The University of Pennsylvania’s Wharton School of Business May 1 announced that team Sanguis, led by graduate students Divyansh Agarwal, Prateek Agarwal and Daniel Zhang, was named the winner of its annual Startup Challenge.
For winning the competition, formerly known as the Wharton Business Plan Competition, Sanguis won the $30,000 Perlman Grand Prize plus $15,000 in legal, accounting and strategy services, according to a university news release.
“The next step for us is to make this a reality,” said Sanguis’ Indian American CEO Divyansh Agarwal. “We’ve launched ourselves well; this is a very good platform which we are excited to have, but our journey only begins here.”
While undergoing chemotherapy for late-stage lung cancer, Zhang’s grandmother developed severe pneumonia.
“During the long hospitalization, we were afraid that this would be the end,” said Zhang, a Penn medical student, the release said. He noted that if she could have known her immune system was weak — before she developed the infection — then her doctor could have started a treatment plan.
The experience inspired Zhang and fellow medical students Divyansh and Prateek to create Sanguis, billed as “the world’s first hand-held, portable and inexpensive blood cell counting device.”
The team noted that of the 650,000 American cancer patients who receive chemotherapy as outpatients, about 15,000 die from infections and complications that take hold because the body’s defenses are low, the university said.
Sanguis measures levels of neutrophils, the body’s primary infection-fighting cells, which the patient tests at home daily using a few drops of blood on a test strip. If their neutrophil counts are down, it’s time to call the doctor, it said.
There are potential financial savings as well: Emergency admissions due to neutropenia cost the healthcare system over $2 billion annually, it added.
Chemotherapy outpatients do have their blood tested when they see the doctor. But often their doctor visits occur several weeks apart, whereas neutrophil levels can drop within days, the university explained in its profile of Sanguis.
The standard advice to patients is to call the doctor if they develop a fever, but by then, said Divyansh Agarwal, there is already an infection present. “Every patient needs to be monitored, because every single patient is at risk for these complications,” said Agarwal in the release.
Sanguis’ revenue model is prescription-based, and the product costs $600 for use over a 120-day course of chemotherapy. The team expects to achieve a gross margin of 20 percent in year one and 60 percent in years two and three. By the end of year five, they expect to be earning at least $24 million in annual revenue, it said.
Sanguis beat out a total of 30 teams of entrepreneurial hopefuls which were pared down to eight finalists. A group of alumni judges selected the winning team, as well as other winners that doled out $135,000 in cash and business services, following presentations and elevator pitches.
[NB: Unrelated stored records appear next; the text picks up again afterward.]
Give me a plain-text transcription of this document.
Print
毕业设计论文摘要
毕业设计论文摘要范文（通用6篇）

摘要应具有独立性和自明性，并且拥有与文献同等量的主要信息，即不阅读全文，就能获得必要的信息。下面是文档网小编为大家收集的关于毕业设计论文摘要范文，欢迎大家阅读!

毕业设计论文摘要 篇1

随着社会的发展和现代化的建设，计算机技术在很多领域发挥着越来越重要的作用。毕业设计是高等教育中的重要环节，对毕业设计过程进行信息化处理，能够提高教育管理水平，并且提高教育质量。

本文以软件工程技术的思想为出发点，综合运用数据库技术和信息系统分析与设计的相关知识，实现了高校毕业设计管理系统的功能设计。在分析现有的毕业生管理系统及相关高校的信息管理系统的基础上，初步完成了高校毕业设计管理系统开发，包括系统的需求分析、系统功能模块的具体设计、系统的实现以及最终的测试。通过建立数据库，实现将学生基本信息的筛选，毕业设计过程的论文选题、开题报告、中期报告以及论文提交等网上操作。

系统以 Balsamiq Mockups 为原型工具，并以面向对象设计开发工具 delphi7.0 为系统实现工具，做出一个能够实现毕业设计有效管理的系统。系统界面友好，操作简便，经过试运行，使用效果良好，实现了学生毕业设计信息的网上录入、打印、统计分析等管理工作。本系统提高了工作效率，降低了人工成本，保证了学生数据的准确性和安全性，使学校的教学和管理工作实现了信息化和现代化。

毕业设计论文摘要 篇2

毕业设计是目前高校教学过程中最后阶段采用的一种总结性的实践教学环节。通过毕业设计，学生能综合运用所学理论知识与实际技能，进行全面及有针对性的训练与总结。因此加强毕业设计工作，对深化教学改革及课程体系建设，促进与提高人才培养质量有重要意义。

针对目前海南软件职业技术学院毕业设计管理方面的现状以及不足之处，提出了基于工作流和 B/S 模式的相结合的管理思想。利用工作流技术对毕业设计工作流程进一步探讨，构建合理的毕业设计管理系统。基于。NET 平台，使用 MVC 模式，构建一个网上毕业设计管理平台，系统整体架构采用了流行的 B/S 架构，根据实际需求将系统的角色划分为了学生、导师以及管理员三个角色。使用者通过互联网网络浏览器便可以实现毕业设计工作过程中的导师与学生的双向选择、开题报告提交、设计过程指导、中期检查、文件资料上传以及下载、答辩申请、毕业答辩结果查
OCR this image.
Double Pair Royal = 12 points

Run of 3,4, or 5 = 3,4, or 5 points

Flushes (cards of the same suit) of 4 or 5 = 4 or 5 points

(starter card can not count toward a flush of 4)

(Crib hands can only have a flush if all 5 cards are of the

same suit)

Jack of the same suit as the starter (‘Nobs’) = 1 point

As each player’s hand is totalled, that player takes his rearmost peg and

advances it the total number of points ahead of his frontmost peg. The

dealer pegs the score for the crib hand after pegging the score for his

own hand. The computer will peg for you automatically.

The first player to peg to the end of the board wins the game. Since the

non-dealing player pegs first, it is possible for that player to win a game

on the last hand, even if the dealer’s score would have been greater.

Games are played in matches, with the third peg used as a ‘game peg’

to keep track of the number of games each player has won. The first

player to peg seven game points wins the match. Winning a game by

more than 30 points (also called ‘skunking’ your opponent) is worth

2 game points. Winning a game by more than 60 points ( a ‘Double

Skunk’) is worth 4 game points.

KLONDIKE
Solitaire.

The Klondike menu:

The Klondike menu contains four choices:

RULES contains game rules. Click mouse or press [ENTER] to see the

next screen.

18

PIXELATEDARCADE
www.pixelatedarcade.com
Divyansh Agarwal explained that the team would use the prize money mainly to refine the prototype. Then they will test the prototype on clinical samples to establish and validate the technology.
The second and third prizes also went to teams working on medical solutions. The second prize of $15,000 plus another $15,000 in legal, accounting and strategy services went to MD Ally, which also won the $10,000 Innovation Award.
The third prize ($10,000 plus $15,000 in services) went to undergraduate student Adarsh Battu-led Avisi Technologies, which also won the $10,000 Gloeckner Award, given to the highest ranking undergraduate or mostly undergraduate team.
Aditionally, team Strella Biotechnology walked away with three of the eight prizes: the $10,000 Social Impact Prize, the $3,000 Michelson People’s Choice Award, and the $2,000 Crowd Favorite Award, the release said.